Ни один из тех, кто в эти дни смотрел Наташу, не нашел ее здоровой, хотя она ни разу не пожаловалась, всем улыбалась. Психиатр – единственный, с кем пришлось поговорить, остальные работали молча, – поставил диагноз «осложненная реакция утраты», что-то произнес низким голосом про идеализацию умерших и назначил антидепрессанты, женщина-кардиолог сообщила, что у Наташи «плохая кардиограмма», а женщина-невропатолог – что «все проблемы от спины». Узнав про Наташину специальность, невропатолог задумалась и посоветовала держать скрипку в другой руке. Наташа и тут вежливо кивнула.
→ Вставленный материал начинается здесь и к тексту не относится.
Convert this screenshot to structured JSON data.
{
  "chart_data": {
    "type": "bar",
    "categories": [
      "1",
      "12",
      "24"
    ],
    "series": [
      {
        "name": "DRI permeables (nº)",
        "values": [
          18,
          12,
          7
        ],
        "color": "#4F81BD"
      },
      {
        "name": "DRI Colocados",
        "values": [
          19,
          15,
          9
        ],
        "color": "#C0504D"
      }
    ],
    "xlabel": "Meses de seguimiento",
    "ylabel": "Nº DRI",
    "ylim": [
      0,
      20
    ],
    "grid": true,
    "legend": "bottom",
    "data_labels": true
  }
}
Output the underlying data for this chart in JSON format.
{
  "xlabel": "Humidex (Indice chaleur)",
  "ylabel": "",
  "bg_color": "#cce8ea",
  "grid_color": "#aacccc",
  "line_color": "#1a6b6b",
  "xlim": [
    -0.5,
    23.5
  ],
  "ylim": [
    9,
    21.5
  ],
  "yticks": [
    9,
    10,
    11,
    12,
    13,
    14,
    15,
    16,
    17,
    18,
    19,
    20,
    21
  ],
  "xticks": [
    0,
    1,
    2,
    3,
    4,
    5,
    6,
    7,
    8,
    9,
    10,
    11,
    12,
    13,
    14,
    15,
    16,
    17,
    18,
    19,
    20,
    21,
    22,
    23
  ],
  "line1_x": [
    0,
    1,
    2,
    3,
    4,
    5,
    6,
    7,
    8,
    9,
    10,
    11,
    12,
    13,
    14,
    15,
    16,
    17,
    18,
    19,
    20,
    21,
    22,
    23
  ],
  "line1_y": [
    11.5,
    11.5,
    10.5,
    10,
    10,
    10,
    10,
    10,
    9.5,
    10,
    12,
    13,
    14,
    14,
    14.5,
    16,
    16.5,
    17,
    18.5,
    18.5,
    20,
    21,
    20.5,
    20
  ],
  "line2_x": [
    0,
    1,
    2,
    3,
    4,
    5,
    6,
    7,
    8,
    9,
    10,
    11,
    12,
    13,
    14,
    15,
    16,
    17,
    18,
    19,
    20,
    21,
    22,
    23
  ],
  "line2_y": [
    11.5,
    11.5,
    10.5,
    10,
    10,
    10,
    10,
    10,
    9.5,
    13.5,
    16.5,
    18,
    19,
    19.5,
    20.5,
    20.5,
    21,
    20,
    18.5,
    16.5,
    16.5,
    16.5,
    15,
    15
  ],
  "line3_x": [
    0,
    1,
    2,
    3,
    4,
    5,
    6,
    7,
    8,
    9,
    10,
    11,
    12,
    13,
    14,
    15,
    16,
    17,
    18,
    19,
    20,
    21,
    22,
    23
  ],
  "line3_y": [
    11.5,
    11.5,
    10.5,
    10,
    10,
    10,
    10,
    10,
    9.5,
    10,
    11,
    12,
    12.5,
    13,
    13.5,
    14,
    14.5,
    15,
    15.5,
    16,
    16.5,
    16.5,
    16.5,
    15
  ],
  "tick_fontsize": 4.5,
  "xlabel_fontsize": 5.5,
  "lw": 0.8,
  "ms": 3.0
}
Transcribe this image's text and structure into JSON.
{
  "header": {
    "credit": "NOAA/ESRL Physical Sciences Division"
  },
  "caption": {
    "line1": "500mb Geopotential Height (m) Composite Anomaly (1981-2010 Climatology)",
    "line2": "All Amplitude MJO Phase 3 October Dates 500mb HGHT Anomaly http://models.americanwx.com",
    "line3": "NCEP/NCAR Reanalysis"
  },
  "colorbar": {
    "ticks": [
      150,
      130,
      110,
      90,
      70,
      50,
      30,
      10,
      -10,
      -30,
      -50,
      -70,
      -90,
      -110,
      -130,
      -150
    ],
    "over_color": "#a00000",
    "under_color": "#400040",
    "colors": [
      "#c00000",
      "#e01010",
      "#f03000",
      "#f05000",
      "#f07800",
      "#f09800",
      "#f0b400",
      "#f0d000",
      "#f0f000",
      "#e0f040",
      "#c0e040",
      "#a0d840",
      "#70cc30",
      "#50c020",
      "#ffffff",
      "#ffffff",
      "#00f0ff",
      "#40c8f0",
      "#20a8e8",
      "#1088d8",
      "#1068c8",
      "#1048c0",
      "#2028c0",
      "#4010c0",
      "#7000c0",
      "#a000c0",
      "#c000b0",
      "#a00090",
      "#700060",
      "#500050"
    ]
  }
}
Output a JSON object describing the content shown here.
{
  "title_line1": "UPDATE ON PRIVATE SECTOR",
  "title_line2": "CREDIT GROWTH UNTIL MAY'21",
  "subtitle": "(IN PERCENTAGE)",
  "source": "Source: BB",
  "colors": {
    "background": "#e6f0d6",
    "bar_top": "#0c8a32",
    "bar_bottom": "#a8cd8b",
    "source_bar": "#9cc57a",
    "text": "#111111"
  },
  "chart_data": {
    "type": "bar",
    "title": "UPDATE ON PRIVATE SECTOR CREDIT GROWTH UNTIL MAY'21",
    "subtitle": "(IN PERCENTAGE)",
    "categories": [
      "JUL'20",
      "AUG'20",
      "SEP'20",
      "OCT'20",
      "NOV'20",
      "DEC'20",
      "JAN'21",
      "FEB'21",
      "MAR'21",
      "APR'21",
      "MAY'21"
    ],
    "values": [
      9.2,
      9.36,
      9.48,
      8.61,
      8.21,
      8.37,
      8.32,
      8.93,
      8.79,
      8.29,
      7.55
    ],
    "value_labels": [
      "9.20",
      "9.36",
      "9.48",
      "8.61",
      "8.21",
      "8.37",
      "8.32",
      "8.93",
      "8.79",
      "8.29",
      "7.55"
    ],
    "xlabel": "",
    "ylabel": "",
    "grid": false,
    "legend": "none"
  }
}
– Никогда не видела столько глупых людей сразу, – жаловалась она Дине.
Гинеколог, лысый и уже загорелый, носил на волосатой груди цепь и называл всех «девочками» и на «ты» – некоторым это, стало быть, нравилось. Он спрашивал самые обычные вещи в такой гадкой манере, что раздеваться Наташа не стала. Да не прогневается господин мой, что я не могу встать пред тобою, ибо у меня обыкновенное женское, – вспомнила она Рахиль.
И вдруг поняла – никакого обыкновенного женского у нее не было со смерти Жени! Как она раньше не подумала? Боже мой, неужели?..
Гинеколог равнодушно отправил Наташу «на ультразвук», тетенька-узистка мазала ей живот, водила по нему какой-то штукой и глядела в экран, отходила советоваться. Всего этого Наташа, захваченная своими мыслями, не замечала. Слышно было, как идет дождь.
– Ну, что там такое? – вдруг очнулась Наташа, ей уже стало интересно и весело.
– Видите ли, мы все решения принимаем коллегиально, – принялась лгать узистка, не глядя на больную.
– Ну а сами-то вы – что думаете? – настаивала Наташа и улыбалась.
– Есть определенные морфофункциональные изменения…
– Да, да, конечно, – воскликнула Наташа, – морфофункциональные изменения! – И, едва одевшись, выскочила из кабинета – вон, мимо глупой арфы, мимо регистратуры.
11Внутри громко зазвучала музыка: из веселого Баха, с трубами и литаврами. Наташа пробежала мимо удивленной Дины – «Езжай, езжай домой! Все потом!» – и кинулась к машине. Радость ее требовала выхода – немедленно.
Начиналась следующая жизнь – в ней Наташа никогда уже не будет одна. «Да, да! – повторяла она, почти кричала. – Взыграл младенец радостно во чреве моем! – мы назовем его Яковом, Яшей».
Наташа оставила машину у кладбищенских ворот и огляделась. Дождь кончился, но капало с деревьев, попало и на нее. Стоял влажный июньский день, пахло мокрой зеленью, кругом не было ни души. Раздиравшая ее радость становилась нестерпимой, не оставляла зазора между собой и Наташей.